Sophie's Trains said...

I know what you mean. Sophie rejects anything "new" the first time. But then she seems to accept it. I learned not to take initial rejection as a deterrent from trying again. She is younger than Janey but I also think she understands things in "layers". So repetition is key for her to learn things. She loves repetition! She seems to enjoy the videos she has memorized more than the ones she doesn't. She doesn't get scared but she does remember and anticipate things I can see that.
It is good "getting them" isn't it? I am excited when I figure something out too.

Suzanne said...

It really is a good feeling to get something like that! I feel like I should have figured a lot of this out a long time ago, but better late than never! It's interesting Sophie rejects the "new" things too. I feel cruel sometimes even trying something new, because it can get Janey so worked up, but it's amazing how often she comes back to the same thing that got her screaming. I think when she REALLY likes something, she reacts more strongly to it the first time in a negative way. Maybe it's like "oh, boy, I'm going to have to do a lot of memorizing of THIS, because it's SMOKING great! This is overwhelming!" Layers of learning is a great way to put it. It helps me not give up the first time to remember that, and also to not to follow what is conventional wisdom and assume obsessing over one thing is bad. I think she needs the obsession to learn.

mknecht24 said...

I loved this post. Being able to see her process in steps is fascinating. Jacob also will watch a video repeatedly then suddenly is afraid of it. Minus the autism though, we are able to talk it out with him. I would love to get inside Janey's (and Lindsey's) head to see what's going on.

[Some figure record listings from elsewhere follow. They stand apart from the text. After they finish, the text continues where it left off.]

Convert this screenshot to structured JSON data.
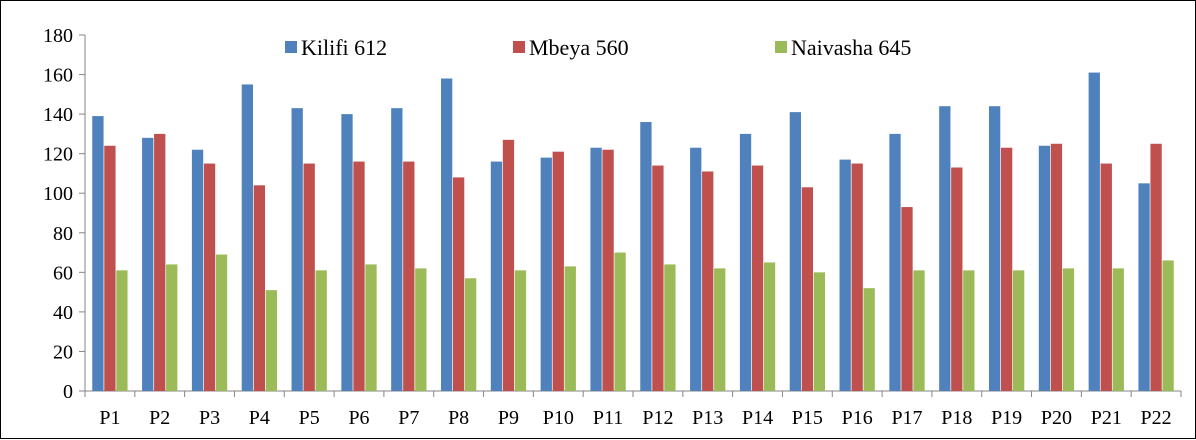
{
  "chart_data": {
    "type": "bar",
    "title": "",
    "xlabel": "",
    "ylabel": "",
    "ylim": [
      0,
      180
    ],
    "yticks": [
      0,
      20,
      40,
      60,
      80,
      100,
      120,
      140,
      160,
      180
    ],
    "grid": false,
    "legend_position": "top-center",
    "categories": [
      "P1",
      "P2",
      "P3",
      "P4",
      "P5",
      "P6",
      "P7",
      "P8",
      "P9",
      "P10",
      "P11",
      "P12",
      "P13",
      "P14",
      "P15",
      "P16",
      "P17",
      "P18",
      "P19",
      "P20",
      "P21",
      "P22"
    ],
    "series": [
      {
        "name": "Kilifi 612",
        "color": "#4F81BD",
        "values": [
          139,
          128,
          122,
          155,
          143,
          140,
          143,
          158,
          116,
          118,
          123,
          136,
          123,
          130,
          141,
          117,
          130,
          144,
          144,
          124,
          161,
          105
        ]
      },
      {
        "name": "Mbeya 560",
        "color": "#C0504D",
        "values": [
          124,
          130,
          115,
          104,
          115,
          116,
          116,
          108,
          127,
          121,
          122,
          114,
          111,
          114,
          103,
          115,
          93,
          113,
          123,
          125,
          115,
          125
        ]
      },
      {
        "name": "Naivasha 645",
        "color": "#9BBB59",
        "values": [
          61,
          64,
          69,
          51,
          61,
          64,
          62,
          57,
          61,
          63,
          70,
          64,
          62,
          65,
          60,
          52,
          61,
          61,
          61,
          62,
          62,
          66
        ]
      }
    ]
  }
}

Lindsey is prepping for state testing next week at school. Her new teachers are in for a wild ride. At least they heeded my warning to practice test taking instead of surprising her with it.

Queenie Guldbaek said...

I am a teenager with autism. I can understand this. Initially, I rejected new things, but when I started to watch them more, I started enjoying them. However, there are some things from my childhood that I would find difficult to watch for one reason or another.